Each day, with my daily photo, I’ll try to post both the original SOOC photo and the final edit, along with a list of things I did to the photo to achieve the edit. Once a week I will go into detail on the editing process, I will basically walk you step-by-step through the full edit with me. Here is a preview of that. Enjoy. :o) I’ll be editing with CS3.
I don’t know about you, but I hate taking pictures in the gym at the boys’ school. My pictures just never ever seem to turn out right or even slightly usable. Last Friday the boys had their Multi-Cultural Christmas Program at school, and even though I knew the pictures would suck, I knew I had to at least try to take some. I have to imagine my photos look about like the pictures most parents take at school stuff. Grainy because of the low lighting and being too far to use a flash. Blurry because kids do not sit still – especially not en masse. And lastly, with that funny tint that all school gyms seems to give photos. I swear, when people are in the planning stages of creating gyms, they purposely make them in a way that gives you sucktacular photos.
Here is the original photo, zoomed in 100% and cropped so that the focus is on Prince Wild. (Not the crop I plan to use – this is just to show you the graininess and details – or lack thereof) His grade covered Native American winter rituals and sang “10 Little Indians” (though he swore for two weeks it was “6 Little Indians” and the song went “1 little, 2 little, 6 little Indians. 6 little Indian boys and girls.”)
First things first, lets fix that Bob awful tint. It kinda makes me want to puke just a tad…

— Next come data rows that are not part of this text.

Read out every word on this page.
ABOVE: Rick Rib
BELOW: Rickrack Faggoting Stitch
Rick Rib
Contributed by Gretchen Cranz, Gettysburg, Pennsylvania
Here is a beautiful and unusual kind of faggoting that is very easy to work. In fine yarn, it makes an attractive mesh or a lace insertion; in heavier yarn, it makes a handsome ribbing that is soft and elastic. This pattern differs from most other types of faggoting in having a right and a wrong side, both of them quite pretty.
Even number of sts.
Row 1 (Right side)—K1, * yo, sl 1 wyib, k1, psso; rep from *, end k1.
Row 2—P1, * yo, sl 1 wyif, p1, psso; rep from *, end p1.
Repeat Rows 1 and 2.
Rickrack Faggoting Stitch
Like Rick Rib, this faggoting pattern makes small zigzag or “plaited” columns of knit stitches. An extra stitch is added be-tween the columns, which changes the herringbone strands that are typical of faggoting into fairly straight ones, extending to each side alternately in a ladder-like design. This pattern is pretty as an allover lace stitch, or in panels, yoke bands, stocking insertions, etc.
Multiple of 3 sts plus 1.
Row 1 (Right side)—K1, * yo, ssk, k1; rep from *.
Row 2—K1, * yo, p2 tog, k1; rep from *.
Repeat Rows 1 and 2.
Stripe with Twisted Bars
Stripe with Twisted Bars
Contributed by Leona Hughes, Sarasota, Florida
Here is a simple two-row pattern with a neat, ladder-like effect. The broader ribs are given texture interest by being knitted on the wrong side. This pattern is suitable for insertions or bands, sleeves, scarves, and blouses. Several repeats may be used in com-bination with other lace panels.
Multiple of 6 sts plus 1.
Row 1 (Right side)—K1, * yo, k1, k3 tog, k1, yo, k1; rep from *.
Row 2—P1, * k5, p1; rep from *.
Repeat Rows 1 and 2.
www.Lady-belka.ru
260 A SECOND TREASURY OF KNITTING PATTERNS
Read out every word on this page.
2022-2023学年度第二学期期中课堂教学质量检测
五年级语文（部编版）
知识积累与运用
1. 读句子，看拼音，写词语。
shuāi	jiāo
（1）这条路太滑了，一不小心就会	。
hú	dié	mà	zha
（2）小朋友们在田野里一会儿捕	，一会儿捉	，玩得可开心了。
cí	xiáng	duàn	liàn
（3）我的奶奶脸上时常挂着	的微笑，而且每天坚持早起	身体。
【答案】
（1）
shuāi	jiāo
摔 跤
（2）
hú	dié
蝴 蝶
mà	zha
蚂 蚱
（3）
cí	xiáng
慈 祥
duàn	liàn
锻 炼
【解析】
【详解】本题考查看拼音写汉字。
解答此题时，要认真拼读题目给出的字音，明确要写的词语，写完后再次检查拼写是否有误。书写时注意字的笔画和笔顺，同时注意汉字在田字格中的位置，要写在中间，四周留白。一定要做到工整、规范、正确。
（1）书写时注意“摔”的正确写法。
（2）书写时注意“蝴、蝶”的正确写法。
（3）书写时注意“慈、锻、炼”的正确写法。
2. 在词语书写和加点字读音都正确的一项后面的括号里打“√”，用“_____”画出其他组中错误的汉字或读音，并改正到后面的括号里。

Go to Layer>New Adjustment Layers>Color Balance. You’ll want to pull each color set away from the color closest to your tint just a tad, and then the one that has the tint color in it (Magenta and Green in this case) move it in the oposite direction as much as possible without creating a new funky color problem.
Now, lets adjust our lighting curves just a tad.
Go to Layer>New Adjustment Layer>Curves. Now, my lighting isn’t really all that bad, so as you’ll be able to tell in the image, I just barely adjusted them. The top of the curve is your highlight, mid is about the midtones (this will generally effect the overall lightness and darkness, not just parts, of the picture), and towards the bottom you have your shadows.
Select your background layer, zoom in 100%, then go to Filter>Noise>Reduce Noise. Remember this, you probably will not need as much of this part as I do, my photo is very grainy, and I have no intention of printing this photo at a large size. Reduce Noise is both good and bad, it reduces the noise (graininess) but you also lose some of your details and create a sort of flat look – especially if you use it a lot. This will not take a bad photo and make it great, it will take a bad photo and make it tolerable – or good if kept small.
I’m actually going to apply those settings to my photo TWICE. But look at it on the original size and then again on the size I plan to print at (100% SOOC size – 100% print size):
I’m decreasing the photo size a lot. The trick to figure out about how much detail will come in at print size is to get a tape measurer (or ruler) and zoom in/out of your picture until the width of the picture matches the width amount you’re printing at on the tape measurer.